Страх в душе Марианны сменился негодованием. Как смеет граф думать, что она служит его дяде, только потому, что какой-то человек в полубреду связал ее имя с Питни?! У него хватало наглости, высокомерной наглости, верить…

– Отвечай мне! – закричал Гаррет.

Этот крик был последней каплей, переполнившей чашу терпения Марианны.
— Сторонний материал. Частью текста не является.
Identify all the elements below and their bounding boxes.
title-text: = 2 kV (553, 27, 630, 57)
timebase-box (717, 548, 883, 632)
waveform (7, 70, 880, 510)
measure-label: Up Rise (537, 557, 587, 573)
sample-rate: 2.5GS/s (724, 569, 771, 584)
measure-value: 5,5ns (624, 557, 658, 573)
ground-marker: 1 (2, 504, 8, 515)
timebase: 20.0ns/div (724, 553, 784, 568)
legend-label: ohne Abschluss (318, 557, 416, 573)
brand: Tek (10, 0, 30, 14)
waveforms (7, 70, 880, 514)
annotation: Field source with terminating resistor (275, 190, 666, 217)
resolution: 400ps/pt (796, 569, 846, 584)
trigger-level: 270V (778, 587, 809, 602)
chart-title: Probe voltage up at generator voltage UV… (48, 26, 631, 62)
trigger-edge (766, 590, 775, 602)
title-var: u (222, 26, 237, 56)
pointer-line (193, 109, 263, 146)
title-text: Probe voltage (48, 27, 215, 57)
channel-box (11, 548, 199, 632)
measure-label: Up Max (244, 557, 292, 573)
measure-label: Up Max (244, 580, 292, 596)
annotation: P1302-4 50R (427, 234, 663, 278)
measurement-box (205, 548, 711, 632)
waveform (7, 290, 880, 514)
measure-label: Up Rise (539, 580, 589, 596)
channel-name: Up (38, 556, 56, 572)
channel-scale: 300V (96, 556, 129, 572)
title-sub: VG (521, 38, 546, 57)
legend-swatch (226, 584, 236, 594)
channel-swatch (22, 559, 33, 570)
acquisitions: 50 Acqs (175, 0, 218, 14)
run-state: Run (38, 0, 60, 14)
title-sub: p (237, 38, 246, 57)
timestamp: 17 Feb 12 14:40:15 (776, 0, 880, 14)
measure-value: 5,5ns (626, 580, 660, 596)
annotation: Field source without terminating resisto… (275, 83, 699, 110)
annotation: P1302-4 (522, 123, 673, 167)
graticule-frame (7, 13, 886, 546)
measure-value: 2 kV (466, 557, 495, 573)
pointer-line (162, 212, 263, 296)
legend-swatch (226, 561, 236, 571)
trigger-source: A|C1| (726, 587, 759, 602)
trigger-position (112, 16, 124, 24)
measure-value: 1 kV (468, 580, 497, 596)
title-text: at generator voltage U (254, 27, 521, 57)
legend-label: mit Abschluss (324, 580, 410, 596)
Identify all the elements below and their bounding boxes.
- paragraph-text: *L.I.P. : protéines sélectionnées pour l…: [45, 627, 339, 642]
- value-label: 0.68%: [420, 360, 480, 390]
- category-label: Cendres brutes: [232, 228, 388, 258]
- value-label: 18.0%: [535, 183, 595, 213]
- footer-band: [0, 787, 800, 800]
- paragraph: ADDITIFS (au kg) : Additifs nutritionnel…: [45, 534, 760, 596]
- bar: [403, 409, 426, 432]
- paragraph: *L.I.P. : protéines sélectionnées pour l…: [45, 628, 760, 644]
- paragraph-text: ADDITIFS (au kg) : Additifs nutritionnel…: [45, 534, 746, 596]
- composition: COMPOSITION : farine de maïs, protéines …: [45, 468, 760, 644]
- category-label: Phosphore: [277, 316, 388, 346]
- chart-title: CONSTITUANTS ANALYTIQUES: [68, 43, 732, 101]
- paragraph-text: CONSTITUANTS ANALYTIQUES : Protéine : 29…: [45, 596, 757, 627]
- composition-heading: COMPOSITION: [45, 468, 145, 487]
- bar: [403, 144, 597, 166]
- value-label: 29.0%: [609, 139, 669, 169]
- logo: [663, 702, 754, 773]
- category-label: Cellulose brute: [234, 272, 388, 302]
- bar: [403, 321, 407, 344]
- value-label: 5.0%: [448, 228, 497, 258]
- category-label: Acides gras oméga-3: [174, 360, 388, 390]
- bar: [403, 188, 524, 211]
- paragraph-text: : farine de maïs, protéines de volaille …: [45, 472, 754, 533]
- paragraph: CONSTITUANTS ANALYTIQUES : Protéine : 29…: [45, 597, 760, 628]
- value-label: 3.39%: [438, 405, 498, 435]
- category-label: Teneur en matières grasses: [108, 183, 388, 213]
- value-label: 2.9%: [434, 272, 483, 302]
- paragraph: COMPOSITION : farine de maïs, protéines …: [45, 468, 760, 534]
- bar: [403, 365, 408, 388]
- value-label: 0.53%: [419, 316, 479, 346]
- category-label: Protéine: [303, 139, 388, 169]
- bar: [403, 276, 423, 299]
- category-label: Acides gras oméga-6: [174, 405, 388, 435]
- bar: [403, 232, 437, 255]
Она подошла к графу и, гневно сверкнув карими глазами, решительно выпалила ему в лицо:

– Я десять раз могла уже убить вас, милорд, если бы захотела. Я могла бы влить достаточно валерианы в ваше вино, и вы заснули бы вечным сном. Или затолкать горчицу в ваши раны, и вы кричали бы, умоляя избавить вас от жгучей боли. Но я не сделала этого. И никогда бы не сделала. Вспомните ту ночь.

Мышцы на лице Гаррета нервно задергались.

– Ты спасла меня в ту ночь, потому что была вынуждена сделать это. Если бы ты убила меня тогда, то лишилась бы своей свободы, ибо констебль прежде всего пришел бы за тобой.

– После того, как вы касались меня и мы… Как вы можете даже и думать, что я попыталась бы убить вас, да еще ради такого гнусного негодяя, как сэр Питни?!

Глаза графа грозно потемнели.

– Так ты знаешь Тирла!

Марианна вздрогнула от испуга. Ее праведный гнев мгновенно исчез. Она мысленно ругала себя за то, что упомянула имя сэра Питни. Теперь подозрения Гаррета будут иметь все основания.

Она чувствовала себя Одиссеем, плывущим между Сциллой и Харибдой. С одной стороны, она не могла отрицать слов солдата. С другой – не могла сказать правду, как и не могла допустить, чтобы Гаррет продолжал думать, что она служит его дяде. Так что она может сказать, чтобы опровергнуть его подозрения? Она выдавала себя за цыганку, а могла ли цыганская девушка знать сэра Питни? Маловероятно… но все же…

– Я жду ответа, – тихим, но твердым голосом проговорил Гаррет и шагнул к Марианне.

Она вдруг подумала, что он все равно найдет способ добиться от нее ответа, и выпалила:

– Да. Я… я знаю его.

Глаза Гаррета стали цвета стали.

– Откуда ты его знаешь? Почему ты его знаешь?